GermanWings: A convergence between Legacy and Low Cost Carriers
Lufthansa is launching its new concept for European direct services on July 1, 2013, six months after the group’s direct services unit has been merged with low-fare affiliate Germanwings. The new airline, to be branded Germanwings, is a blend of premium and no-frills products and the group’s last effort to turn around its short-haul network to profitability.
With the kickoff date in July, Germanwings plans to offer three fare categories. “Best” will provide flexible tickets, lounge access, priority security lanes, full frequent flyer recognition, free baggage and free drinks and meals on board. The middle seat will remain free in the first three rows, which are reserved for premium passengers. Germanwings is offering the business class-style service on all domestic routes and trips to Belgium, Austria, Switzerland, France, Russia and the U.K., but not on leisure services to the Mediterranean. Germanwings has decided on a 32-in. seat pitch in the first 10 rows.
Tickets in the “Smart” category are flexible, but can only be changed for a fee. Even frequent flyers can only use the lounge for a €25 charge, but drinks and snacks, as well as baggage, are free. The “Basic” plan is the cheapest, offering 29-in. seat pitch. Fares start at €33 one-way, and baggage, food and other services are extra.
Germanwings CEO Thomas Winkelmann says Smart fares will be offered from €53, and the Best category is offered in the €199-399 range.
Lufthansa claims Germanwings will be able to operate at 20% lower unit costs than the parent company. That cost difference used to be much larger, but with more integration and features, such as two frequent flyer programs, on the Germanwings side and cost cuts inside Lufthansa, the gap has narrowed recently. Germanwings is expected to make a profit in 2015.
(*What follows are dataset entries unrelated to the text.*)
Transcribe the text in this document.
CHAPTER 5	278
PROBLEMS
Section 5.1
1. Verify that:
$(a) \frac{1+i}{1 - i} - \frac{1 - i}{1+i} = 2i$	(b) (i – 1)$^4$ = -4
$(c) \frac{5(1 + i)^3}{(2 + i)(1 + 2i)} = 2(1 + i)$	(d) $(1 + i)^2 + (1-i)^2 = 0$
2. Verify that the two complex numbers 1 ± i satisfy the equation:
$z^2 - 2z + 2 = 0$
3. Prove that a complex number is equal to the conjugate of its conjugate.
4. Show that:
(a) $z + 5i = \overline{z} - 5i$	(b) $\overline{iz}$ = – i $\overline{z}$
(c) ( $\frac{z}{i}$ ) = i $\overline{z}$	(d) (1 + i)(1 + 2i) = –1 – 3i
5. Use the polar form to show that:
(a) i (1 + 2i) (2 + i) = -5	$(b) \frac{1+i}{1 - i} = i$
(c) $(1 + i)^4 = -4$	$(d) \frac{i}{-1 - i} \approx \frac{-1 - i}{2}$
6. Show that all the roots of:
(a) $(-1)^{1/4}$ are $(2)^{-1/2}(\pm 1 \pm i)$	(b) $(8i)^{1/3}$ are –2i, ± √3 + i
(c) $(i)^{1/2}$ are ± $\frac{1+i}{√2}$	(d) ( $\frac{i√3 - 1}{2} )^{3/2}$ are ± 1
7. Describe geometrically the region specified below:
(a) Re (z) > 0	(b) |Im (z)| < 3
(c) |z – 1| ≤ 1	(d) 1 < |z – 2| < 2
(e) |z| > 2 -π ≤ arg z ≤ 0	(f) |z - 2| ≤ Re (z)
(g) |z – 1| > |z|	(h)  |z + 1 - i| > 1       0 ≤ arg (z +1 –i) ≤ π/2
Lufthansa Group CEO Christoph Franz says that “the market has changed more quickly than we would have imagined only a few months ago,” leading to “significant cost pressure we have to react to.” The airline conceded its losses have been in the triple-digit-million-euro range in its short-haul operation for many years.
Franz said that Lufthansa had two options: pulling out of non-hub flying or continuing it, albeit at much lower costs.
Separately, Lufthansa decided to introduce a premium economy class across its entire long-haul fleet. The new seats will be introduced when the transition to the new lie-flat business class is completed, most likely by the end of 2014. Premium economy has been a standard feature for many long-haul carriers for many years, including direct competitors, such as British Airways, but Lufthansa has been concerned that too many business travelers might opt to trade down. With the new lie-flat seats in business, management is confident that the product difference is big enough to take the risk.
The airline has charged a group of product experts internally to work on the details of premium economy over several months. It plans to invest less than €100 million in the upgrade. No details as to the capacity share and product features have been decided.